消費者庁、第4回WT会合
特定商取引法などにおける契約書面の電子化のための新たなルールづくりを協議する第4回「ワーキングチーム会合」(特定商取引法等の契約書面等の電子化に関する検討会/WT会合)が25日、消費者庁で開かれた。
今回、ヒアリングに応じたのは、規制改革推進会議でオンライン完結型のサービスを前提に規制改革要望を提案した新経済連盟と、特定適格消費者団体として悪質な事業者の更生に努める(特非)消費者支援機構関西(ケーシーズ)の2団体。
新経済連盟(新経連)は、具体的な電子化に関する承諾の取得や電子書面の交付の仕方について紹介した。新経連事務局政策部の片岡康子氏は、まず提案に関する要望として、オンラインを前提として手続きを求める消費者に対して面倒な手続きや過剰なハードルを強制するようなことになってはよくない。具体的なルールを定めるにあたり、オンラインを前提としているのかそうではなのか、サービスの性質を考慮した上で、オンラインを前提としている場合には比較的簡単な承諾方法での電磁的交付を認めてほしいと述べた。

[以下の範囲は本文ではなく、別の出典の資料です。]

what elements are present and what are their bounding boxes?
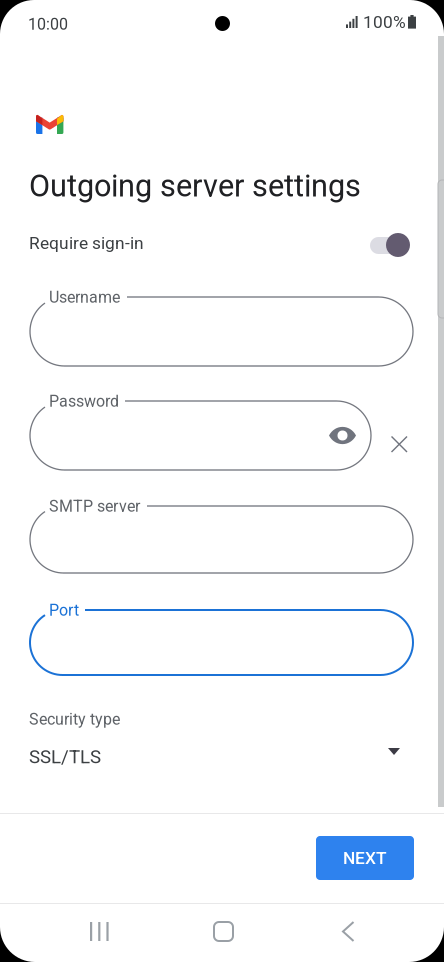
button[interactable]: Home	[214, 922, 233, 941]
button[interactable]: Show password	[329, 427, 356, 444]
staticText: Password	[49, 392, 119, 411]
button[interactable]: Back	[343, 922, 354, 941]
staticText: Security type	[29, 710, 120, 729]
staticText: 10:00	[28, 15, 68, 34]
button[interactable]: Require sign-in	[370, 233, 411, 259]
button[interactable]: Clear password	[391, 436, 408, 453]
staticText: Outgoing server settings	[29, 168, 361, 204]
staticText: Require sign-in	[29, 233, 144, 253]
button[interactable]: NEXT	[316, 836, 414, 880]
staticText: SMTP server	[49, 497, 140, 516]
button[interactable]: Recent apps	[90, 922, 109, 941]
staticText: Port	[49, 601, 79, 620]
staticText: 100%	[363, 12, 406, 32]
button[interactable]: Choose security type	[388, 748, 400, 755]
staticText: Username	[49, 288, 120, 307]
staticText: SSL/TLS	[29, 746, 101, 768]
staticText: NEXT	[343, 848, 387, 868]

具体的な方法として、特定商取引法に基づく書面交付について、申し込み画面のチェックボックスをオンライン手続きと書面の郵送による手続きとに分ける、申し込み方法をあらかじめオンラインと教室の窓口における書面での手続きに分けるなど、英会話のオンラインレッスンを行っている事業者を例に引いて説明した。

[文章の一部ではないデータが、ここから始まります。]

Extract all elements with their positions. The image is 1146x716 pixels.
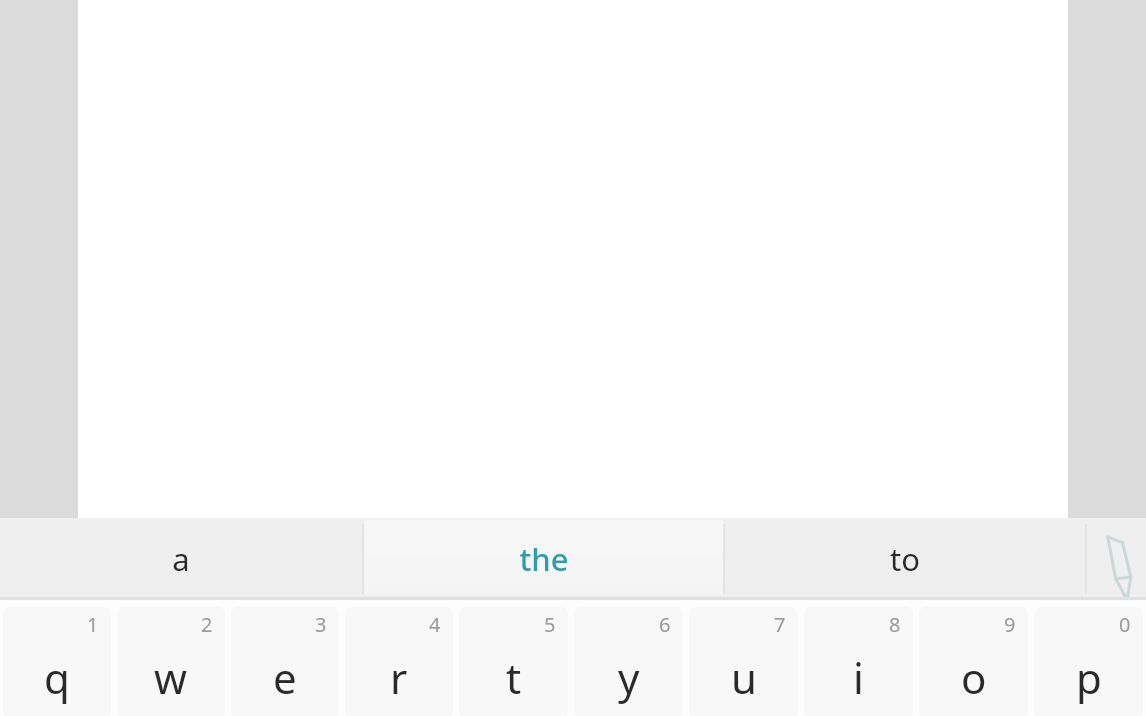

また、電子通信事業法や割賦販売法における電子交付の例を複数紹介した。
これに対して池本委員は、クーリングオフの起点がどこになるのかについて質問。また、電子通信事業法や割賦販売法が事業者の登録制や届出制を取っており、契約をめぐり契約条件の説明義務、業務適正化義務、加盟店調査義務などが整備されている点を指摘。特商法とは異なるのではないかと質問した。
新経連の楠原啓司氏はそれに対し、特商法には他の法律が定めている事前規制を定めていないため規制が緩やかである点を認めたうえで、入力画面や最終確認画面を設けるなどし、「例えばクーリングオフは書面が届いたとか、この次の確認画面が届いたときから8日間ですよなどの説明を設ければ、解決できるのではないか」と述べた。

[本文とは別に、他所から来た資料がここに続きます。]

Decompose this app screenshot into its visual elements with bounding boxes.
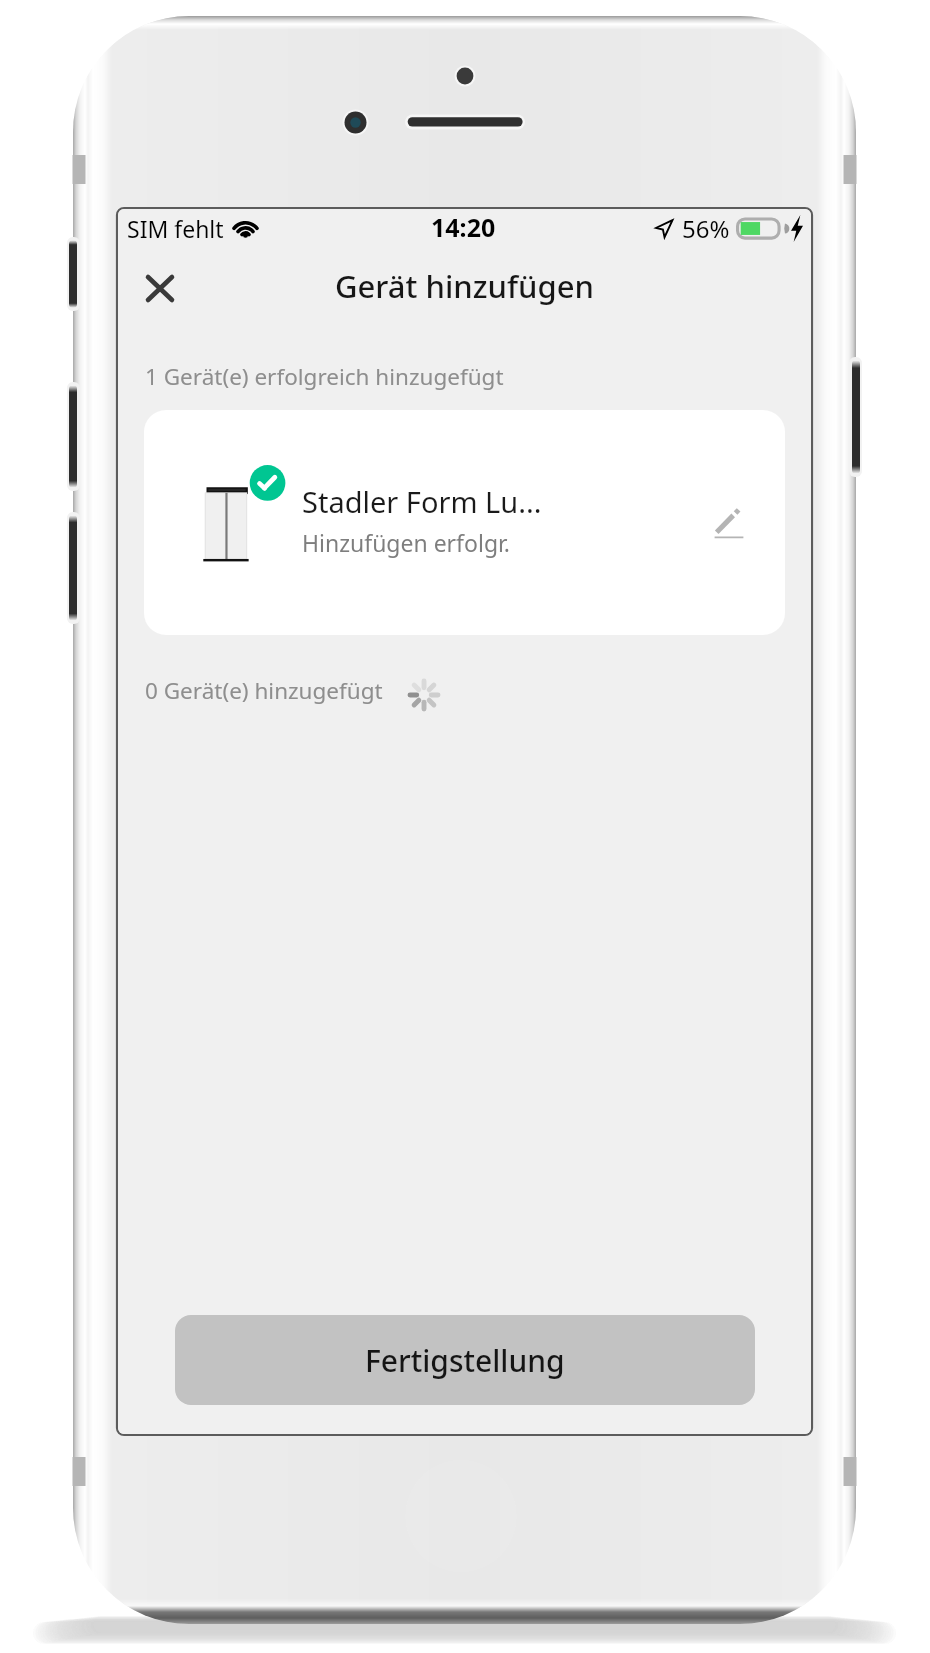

この後、消費者支援機構関西は、書面の電子化は消費者の利益保護に反すると主張。書面に記載すべき事項を電磁的方法で提供できるのは、政令で定める方法で申し込みをした者の「承諾」を得たときだけ、「承諾」は真意に基づくもので、後日、争いにならない程度に確実であることが必要だと説明した。また、承諾の意思確認は契約締結の意思確認とは別に、それに先んじて行われる必要があると述べた。さらに、成年年齢の引き下げによる電磁化の課題についても説明した。説明に対して池本委員は、懸念される事例についてそれぞれの理由を求めた。